Thirteen years later, the observances last week were still poignant. The 9/11 attacks on the World Trade Center have enduring power to make the tears well up, and pull the heart back to that beautiful and crisp early Fall day when, as we say, “3000 innocents died.” 

Innocent they were—as innocent as the vast number of peaceful civilians among the 200,000 who have died in Syria's brutal civil war. Innocent as 100,000 or more Iraqi civilians murdered in the brutal sectarian violence unleashed during the American occupation.

But those foreign deaths occurred at a greater distance from both our heads and our hearts than the events on 9/11—though not far from the hearts of fellow Syrians and Iraqis.  The brute fact is this: human compassion not only has its limits, but its own high degree of selectivity.
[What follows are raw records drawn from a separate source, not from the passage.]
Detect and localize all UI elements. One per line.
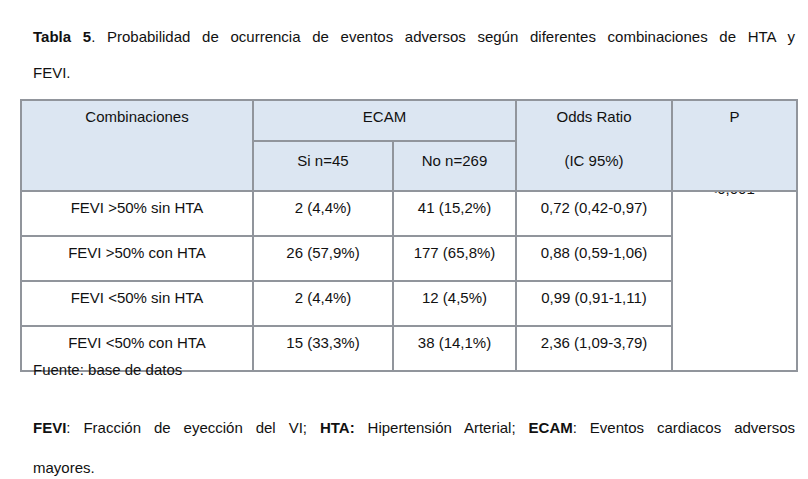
header-combinations: Combinaciones [21,100,253,191]
abbrev-fevi-desc: : Fracción de eyección del VI; [66,419,320,436]
table-caption-text: . Probabilidad de ocurrencia de eventos … [91,28,795,45]
abbrev-hta: HTA: [320,419,355,436]
table-row: FEVI >50% sin HTA 2 (4,4%) 41 (15,2%) 0,… [21,191,797,236]
cell-combination: FEVI >50% con HTA [21,236,253,281]
cell-combination: FEVI <50% sin HTA [21,281,253,326]
abbrev-ecam: ECAM [529,419,573,436]
header-odds-ratio-line1: Odds Ratio [521,108,667,125]
cell-combination: FEVI >50% sin HTA [21,191,253,236]
cell-odds-ratio: 0,72 (0,42-0,97) [516,191,672,236]
p-value-text: <0,001* [677,191,792,197]
statistics-table: Combinaciones ECAM Odds Ratio (IC 95%) P… [20,99,798,372]
cell-p-value: <0,001* [672,191,797,371]
abbreviations-note: FEVI: Fracción de eyección del VI; HTA: … [33,408,795,479]
header-row-1: Combinaciones ECAM Odds Ratio (IC 95%) P [21,100,797,141]
cell-ecam-no: 177 (65,8%) [393,236,516,281]
table-caption-line2: FEVI. [33,55,795,91]
header-ecam-si: Si n=45 [253,141,393,191]
source-note: Fuente: base de datos [33,361,182,378]
cell-ecam-no: 12 (4,5%) [393,281,516,326]
cell-odds-ratio: 0,88 (0,59-1,06) [516,236,672,281]
cell-odds-ratio: 0,99 (0,91-1,11) [516,281,672,326]
cell-ecam-no: 38 (14,1%) [393,326,516,371]
table-caption-line1: Tabla 5. Probabilidad de ocurrencia de e… [33,19,795,55]
header-ecam: ECAM [253,100,516,141]
header-odds-ratio-line2: (IC 95%) [521,152,667,169]
cell-ecam-si: 2 (4,4%) [253,191,393,236]
table-caption-number: Tabla 5 [33,28,91,45]
cell-ecam-si: 2 (4,4%) [253,281,393,326]
cell-ecam-si: 15 (33,3%) [253,326,393,371]
header-p: P [672,100,797,191]
cell-ecam-no: 41 (15,2%) [393,191,516,236]
cell-odds-ratio: 2,36 (1,09-3,79) [516,326,672,371]
header-odds-ratio: Odds Ratio (IC 95%) [516,100,672,191]
cell-ecam-si: 26 (57,9%) [253,236,393,281]
header-ecam-no: No n=269 [393,141,516,191]
abbreviations-line1: FEVI: Fracción de eyección del VI; HTA: … [33,408,795,448]
abbrev-fevi: FEVI [33,419,66,436]
abbrev-ecam-desc: : Eventos cardiacos adversos [573,419,795,436]
abbreviations-line2: mayores. [33,448,795,479]
table-caption: Tabla 5. Probabilidad de ocurrencia de e… [33,19,795,91]
abbrev-hta-desc: Hipertensión Arterial; [355,419,529,436]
Ordinary compassion requires some kind of self-other identification, some “that could be me” sense. “Fellow human being” pales into abstraction when put up against a member of my family, my neighborhood, my town, my nation.” This capacity has always served a key role in binding groups together, part of our communal survival kit.

Us and Not Us

For most Americans, the 9/11 victims are “us." The Syrians and the Iraqis are, almost inevitably, “them.” Similarly, both the Gazans and Israelis usually belong to the “us” circle for the West. Founded mostly by Europeans, Israel has welcomed a goodly number of American immigrants. Millions of Palestinians have moved to the U.S. and Europe. The Israel Gaza strife was front and center in media and commentary just last month.

On the other hand, the five million dead in the ongoing Second Congo War (1998 to the present) belong, conversely, to “them,” and seem to merit little media coverage, much less the welling up of tears. For non-African Europeans and Americans, Africa is mostly not "us."

Even among the “us,” compassion usually works selectively. For example, the blood and destruction in Gaza is vivid and heart-rending. The pundits write about “disproportionate response,” which on the surface seems obvious. Far more abstract to most non-Jews is the fact that Israel faces an enemy which makes a boast of its determination to destroy the “Zionist entity,” actually celebrating the death of Gazan civilians as “martyrdom” in their cause.  To many, the multi-faceted threats faced by Israel seem so much less visceral.

Compassion reveals—and blinds

In the throes of compassion we see some things more sharply; other realities become veiled. When selective outrage joins selective compassion, head and heart can easily start down the slide toward justified violence against the Other. And the identity of the Other can easily shift. Our heart's selectivity makes it harder to see clearly the dynamics at work in any conflict, and naturally drives us to take sides.

This is our usual default way of operating, arising out of millions of years of evolutionary development—basic survival equipment for family, community, tribe and nation. With intention and practice, however, the heart can stretch beyond its present limitations, if only haltingly. Jesus calls us to this stretching, as did the Buddha and Confucius. A heart that sees the prior suffering, the insult or injury at the root of most violence, is more likely to support a head that sees clearly and can respond more wisely.

Such wisdom is most crucial whenever we decide we must take sides.